Let $N(r)$ be the number of lattice points distance at most $r$ from the origin in $\mathbb{R}$. The Gauss circle problem is a famous problem which is looking to understand the error term $E(r):= N(r)-\pi r^2$. Gauss proved $|E(r)| \leq 2 \sqrt 2 \pi r$.
Let $B_r$ be the ball of radius $r$ around the origin. Consider $$A= \begin{bmatrix} 2 & 1 \\ 1 & 1 \end{bmatrix}$$ which is a matrix in $SL (2, \mathbb Z)$, so it preserves volume and the lattice. Now $A$ has eigenvector with slope $\phi$(the golden ratio), and $A^kB_r$ is an ellipse. For $k$ large(depending on $r$) it is very close to the line with slope $\phi$ with the same number of lattice points. There is nothing particularly special about $A$ except that it has two real eigenvalues and preserves the lattice, but for concreteness I figured I would mention it.
Question: Can we see interesting bounds for $E(r$) by estimating lattice points close to the line $y=\phi x$? (Possibly using the fact $\phi$ is hard to approximate with rationals/continued fractions...) I would like to see if this "dynamical" diophantine approximation could be used to recover Gauss's original bound.
One way to think about the Gauss problem is look at geodesics of length at most $r$ originating from a point on a torus and keeping track of how many times they come back to the starting point.
The rephrasing of the question into how many points are close to a line with slope $\phi$ is basically asking how many times the line "comes close" to the starting point. The main difficulties I imagine are: you have to look at a very long line compared to the radius and, perhaps an even bigger problem, the width of the ellipse around the line will be variable. I feel like there could be some dynamical methods and/or number theoretic estimates which could "get around this" and get a somewhat reasonable bound―maybe worse than Guass's.

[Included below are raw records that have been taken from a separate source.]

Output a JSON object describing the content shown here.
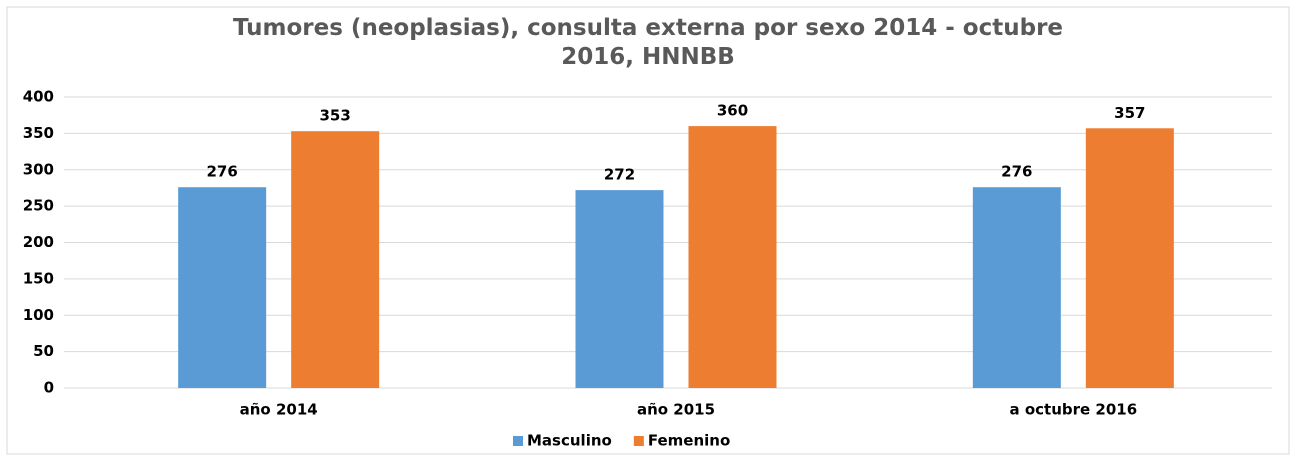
{
  "chart_data": {
    "type": "bar",
    "title": "Tumores (neoplasias), consulta externa por sexo 2014 - octubre 2016, HNNBB",
    "categories": [
      "año 2014",
      "año 2015",
      "a octubre 2016"
    ],
    "series": [
      {
        "name": "Masculino",
        "color": "#5b9bd5",
        "values": [
          276,
          272,
          276
        ]
      },
      {
        "name": "Femenino",
        "color": "#ed7d31",
        "values": [
          353,
          360,
          357
        ]
      }
    ],
    "ylim": [
      0,
      400
    ],
    "yticks": [
      0,
      50,
      100,
      150,
      200,
      250,
      300,
      350,
      400
    ],
    "grid": true,
    "legend": "bottom"
  }
}
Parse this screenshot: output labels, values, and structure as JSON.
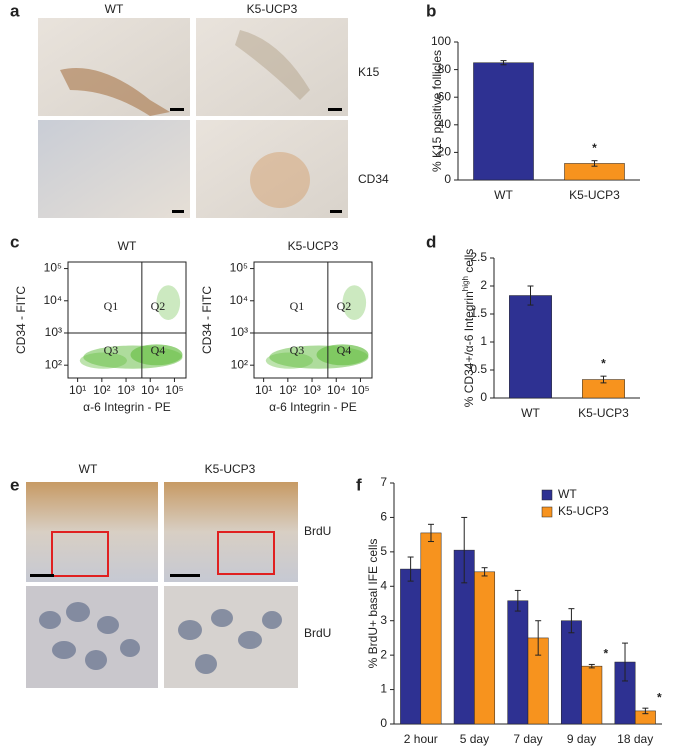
{
  "panel_letters": [
    "a",
    "b",
    "c",
    "d",
    "e",
    "f"
  ],
  "figure_a": {
    "columns": [
      "WT",
      "K5-UCP3"
    ],
    "rows": [
      "K15",
      "CD34"
    ]
  },
  "figure_e": {
    "columns": [
      "WT",
      "K5-UCP3"
    ],
    "rows": [
      "BrdU",
      "BrdU"
    ]
  },
  "chart_data": [
    {
      "type": "bar",
      "y_label": "% K15 positive follicles",
      "categories": [
        "WT",
        "K5-UCP3"
      ],
      "values": [
        85,
        12
      ],
      "errors": [
        1.5,
        2
      ],
      "colors": [
        "#2e3192",
        "#f7931e"
      ],
      "ylim": [
        0,
        100
      ],
      "yticks": [
        0,
        20,
        40,
        60,
        80,
        100
      ],
      "annotations": [
        {
          "text": "*",
          "category": "K5-UCP3"
        }
      ]
    },
    {
      "type": "scatter",
      "title": "WT",
      "x_label": "α-6 Integrin - PE",
      "y_label": "CD34 - FITC",
      "log_x": true,
      "log_y": true,
      "color": "#6cc04a",
      "xlim": [
        4,
        300000
      ],
      "ylim": [
        40,
        160000
      ],
      "xticks": [
        {
          "value": 10,
          "label": "10¹"
        },
        {
          "value": 100,
          "label": "10²"
        },
        {
          "value": 1000,
          "label": "10³"
        },
        {
          "value": 10000,
          "label": "10⁴"
        },
        {
          "value": 100000,
          "label": "10⁵"
        }
      ],
      "yticks": [
        {
          "value": 100,
          "label": "10²"
        },
        {
          "value": 1000,
          "label": "10³"
        },
        {
          "value": 10000,
          "label": "10⁴"
        },
        {
          "value": 100000,
          "label": "10⁵"
        }
      ],
      "quadrant_x": 4500,
      "quadrant_y": 1000,
      "quadrant_labels": [
        "Q1",
        "Q2",
        "Q3",
        "Q4"
      ]
    },
    {
      "type": "scatter",
      "title": "K5-UCP3",
      "x_label": "α-6 Integrin - PE",
      "y_label": "CD34 - FITC",
      "log_x": true,
      "log_y": true,
      "color": "#6cc04a",
      "xlim": [
        4,
        300000
      ],
      "ylim": [
        40,
        160000
      ],
      "xticks": [
        {
          "value": 10,
          "label": "10¹"
        },
        {
          "value": 100,
          "label": "10²"
        },
        {
          "value": 1000,
          "label": "10³"
        },
        {
          "value": 10000,
          "label": "10⁴"
        },
        {
          "value": 100000,
          "label": "10⁵"
        }
      ],
      "yticks": [
        {
          "value": 100,
          "label": "10²"
        },
        {
          "value": 1000,
          "label": "10³"
        },
        {
          "value": 10000,
          "label": "10⁴"
        },
        {
          "value": 100000,
          "label": "10⁵"
        }
      ],
      "quadrant_x": 4500,
      "quadrant_y": 1000,
      "quadrant_labels": [
        "Q1",
        "Q2",
        "Q3",
        "Q4"
      ]
    },
    {
      "type": "bar",
      "y_label_parts": [
        "% CD34+/α-6 Integrin",
        "high",
        " cells"
      ],
      "categories": [
        "WT",
        "K5-UCP3"
      ],
      "values": [
        1.83,
        0.33
      ],
      "errors": [
        0.17,
        0.06
      ],
      "colors": [
        "#2e3192",
        "#f7931e"
      ],
      "ylim": [
        0,
        2.5
      ],
      "yticks": [
        0,
        0.5,
        1,
        1.5,
        2,
        2.5
      ],
      "annotations": [
        {
          "text": "*",
          "category": "K5-UCP3"
        }
      ]
    },
    {
      "type": "bar",
      "y_label": "% BrdU+ basal IFE cells",
      "categories": [
        "2 hour",
        "5 day",
        "7 day",
        "9 day",
        "18 day"
      ],
      "series": [
        {
          "name": "WT",
          "color": "#2e3192",
          "values": [
            4.5,
            5.05,
            3.58,
            3.0,
            1.8
          ],
          "errors": [
            0.35,
            0.95,
            0.3,
            0.35,
            0.55
          ]
        },
        {
          "name": "K5-UCP3",
          "color": "#f7931e",
          "values": [
            5.55,
            4.42,
            2.5,
            1.68,
            0.38
          ],
          "errors": [
            0.25,
            0.12,
            0.5,
            0.05,
            0.08
          ]
        }
      ],
      "ylim": [
        0,
        7
      ],
      "yticks": [
        0,
        1,
        2,
        3,
        4,
        5,
        6,
        7
      ],
      "legend": "upper right",
      "annotations": [
        {
          "text": "*",
          "series": "K5-UCP3",
          "category": "9 day"
        },
        {
          "text": "*",
          "series": "K5-UCP3",
          "category": "18 day"
        }
      ]
    }
  ]
}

I would also like to mention is that if continued fractions could be useful in these estimates then it is likely one could look at train tracks and train track splitting sequences on the torus to do a similar thing. You can look at this pdf What is... A Train Track? by Lee Mosher for an overview on the connection. Perhaps estimating number of curves of length at most $n$ (or something) carried by such train tracks would give interesting estimates.